FBI paid more than $1.3M to hack terrorist’s iPhone
The FBI paid private hackers more than $1.3 million for custom software allowing investigators to break into the locked iPhone used by a terrorist in last year’s San Bernardino, Calif., attack, Director James Comey indicated on Thursday.
The bureau paid “a lot” of money, Comey said at an Aspen Security Forum event in London on Thursday, without disclosing the specific price tag.
{mosads}“More than I will make in the remainder of this job, which is seven years and four months, for sure.”
The FBI director is paid $183,300 per year, according to federal salary system records.
Over the course of the remainder of his term, which ends in July of 2023, he will be paid more than $1.3 million.
The payment “was, in my view, worth it” Comey said on Thursday, “because it’s a tool that helps us with [an iPhone] 5c running iOS 9, which is a bit of a corner case.”
The FBI has declined to say who developed a program to bypass security mechanisms on the phone, but The Washington Post has reported that it paid a one-time fee to an outside group that was not Cellebrite, the Israeli hacking firm initially suspected of coming to the FBI’s assistance.
The FBI turned to an outside party after Apple challenged a court order to break into terrorist Syed Rizwan Farook’s work phone by developing new software that would bypass a pair of security mechanisms. Protections on the phone would have otherwise deleted the data after an incorrect passcode was entered 10 times and created a slight delay between each successive passcode attempt.
The standoff promised to turn into a blockbuster case pitting the FBI against one of the world’s most profitable companies, but it became surprisingly anticlimactic after the outside firm came to the FBI’s aid.
The media fireworks about the case “stimulated a bit of a marketplace around the world that didn’t exist before,” Comey said on Thursday.

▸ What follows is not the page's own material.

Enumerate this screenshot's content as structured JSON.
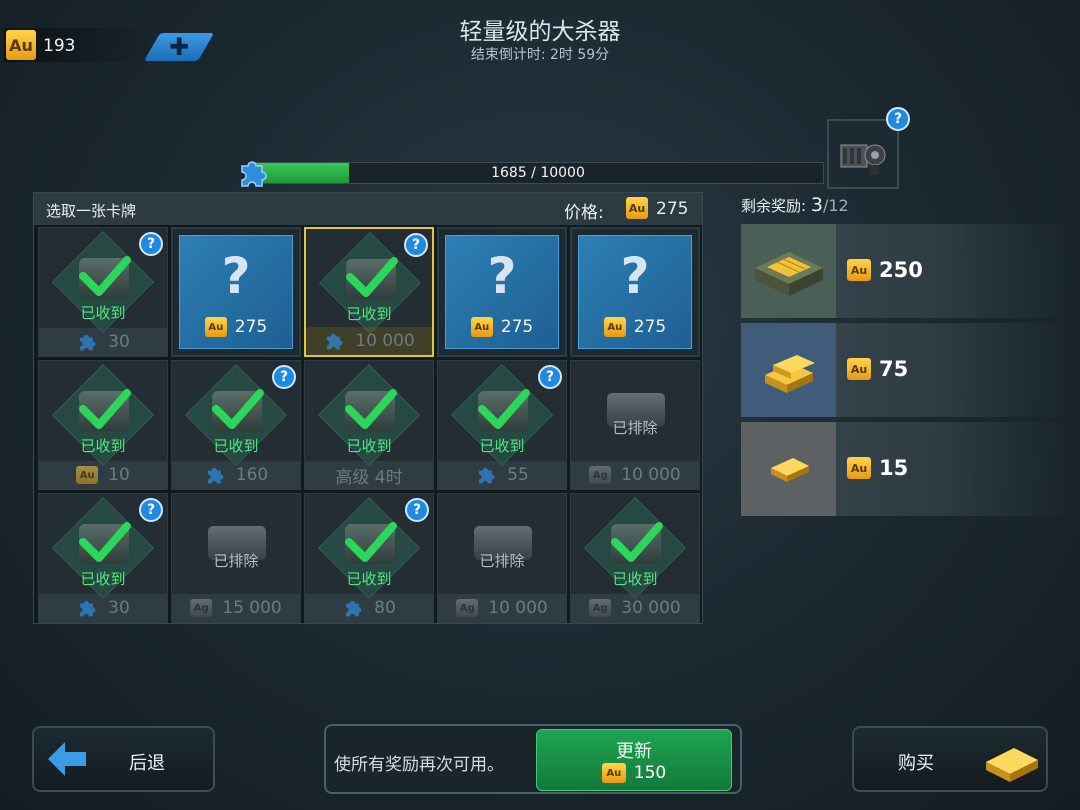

“Somebody approached us from outside the government and said, ‘We think we’ve come up with a solution,’” he added. “And we tested it and tested it and tested it, and then we purchased it.”
Though private hackers came to the FBI’s rescue with the high profile standoff in San Bernardino, the bureau has rejected that paying outsiders is a model for the future.
“To my mind, that would be a regrettable place to be,” Comey said.
The program allowing investigators to access the terrorist’s iPhone is only believed to work on the specific model used by Farook: an iPhone 5c using the iOS 9 operating system.
According to reports, FBI investigators used data on the iPhone to rule out any suggestions that Farook and his wife were coordinating with extremist groups.
Comey and other law enforcement officials have worried that the increasing proliferation of encrypted messaging systems, which prevent people from accessing users’ data, empowers terrorists and criminals to evade government agents.
The recent announcement that messaging platform WhatsApp would automatically encrypt the messages of its billion users, for instance, is a “huge concern,” Comey said.
“That’s a living example — as the Apple case was in San Bernardino — of the problem we call ‘going dark,'” he said.
“There are over a billion users of WhatsApp, and there are a significant number of terrorists and criminals who use WhatsApp,” Comey added. “It’s wonderful for human rights activists or people who are in despotic regimes who want protection. All that makes good sense to me.
“But it comes with that significant cost.”